Sea lice are out of control in Scottish fish farms, said the Salmon and Trout Association Scotland (S&TA(S)).

The first two quarterly reports from the the Scottish Salmon Producers Organisation (SSPO) for 2013 revealed sea lice numbers in over one third (47) of salmon farms on the Scottish mainland and in the Hebrides to be over the industry’s limit for sea lice, said the NGO.

S&TA(S) is now demanding answers for these figures from the SSPO and the Scottish Government.

Averaged data from three key fish-farming areas show sea lice numbers in excess of the industry’s own limits for every month from January to June 2013, according to the S&TA(S).

Eight active salmon farms, all run by Loch Duart, were found to exceed the industry’s threshold for sea lice by three times between February and April this year, and never went below twice the threshold in any month in 2013.

On seven farms operated by Wester Ross Fisheries and Scottish Sea Farms, between February and June, the average monthly lice count ranged between four to more than nine times the limit, according to the SSPO’s report.

Meanwhile, on 12 farms run by three companies, including The Scottish Salmon Company and Marine Harvest Scotland, the average monthly lice count between February and June was more than five times the threshold.

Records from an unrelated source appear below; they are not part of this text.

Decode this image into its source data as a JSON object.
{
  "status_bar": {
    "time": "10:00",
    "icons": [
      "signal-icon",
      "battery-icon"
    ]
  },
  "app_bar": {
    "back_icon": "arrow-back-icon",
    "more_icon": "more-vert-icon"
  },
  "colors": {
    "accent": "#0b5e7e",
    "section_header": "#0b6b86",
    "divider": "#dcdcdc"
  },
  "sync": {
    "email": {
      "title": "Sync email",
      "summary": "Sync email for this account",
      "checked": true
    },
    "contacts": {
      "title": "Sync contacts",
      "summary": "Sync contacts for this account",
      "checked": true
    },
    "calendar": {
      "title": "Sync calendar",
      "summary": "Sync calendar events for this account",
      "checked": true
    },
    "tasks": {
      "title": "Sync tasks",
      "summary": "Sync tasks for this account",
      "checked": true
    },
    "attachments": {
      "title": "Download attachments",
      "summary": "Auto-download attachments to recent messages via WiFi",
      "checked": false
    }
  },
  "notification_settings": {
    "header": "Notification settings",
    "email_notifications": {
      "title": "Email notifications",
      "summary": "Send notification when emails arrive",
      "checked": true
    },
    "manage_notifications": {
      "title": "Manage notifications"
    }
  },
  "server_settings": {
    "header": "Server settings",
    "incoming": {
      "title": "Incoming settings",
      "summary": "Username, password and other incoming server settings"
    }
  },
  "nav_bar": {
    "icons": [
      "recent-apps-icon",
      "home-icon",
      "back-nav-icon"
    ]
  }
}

“The SSPO reports confirm that, in at least three key fish-farming regions of Scotland, sea lice numbers are out of control and consequently the fish farm companies are failing to protect wild fish from the devastating effects of the release of vast numbers of juvenile parasitic sea lice into west coast sea lochs,” said Hugh Campbell Adamson, chairman of S&TA(S).

“Why have companies such as Wester Ross Fisheries and Loch Duart not been expelled from SSPO membership when they fail so consistently and dramatically to keep sea lice numbers within the limits they have signed up to?”

This report into sea lice numbers comes shortly after a demand from the S&TA(S) for the SSPO to recall statements it made in support of research that found sea lice to be of no significant risk to wild salmon and trout, research that S&TA(S) says was later found to be inaccurate.

The call now from the S&TA(S) is for the Scottish government to use its power under the Aquaculture Act 2007 to order publication of farm-specific data to see the true extent of the problem.

“The SSPO’s reports also expose just how wrong the Scottish Government was when it refused earier this year, against the better advice of all west coast local authorities, all wild fish groups and its own Scottish Environment Protection Agency, to include a requirement in the Aquaculture and Fisheries Bill for all fish farms to publish weekly sea ice count data by law,” said Guy Linley-Adams, solicitor to the S&TA(S) Aquaculture Campaign.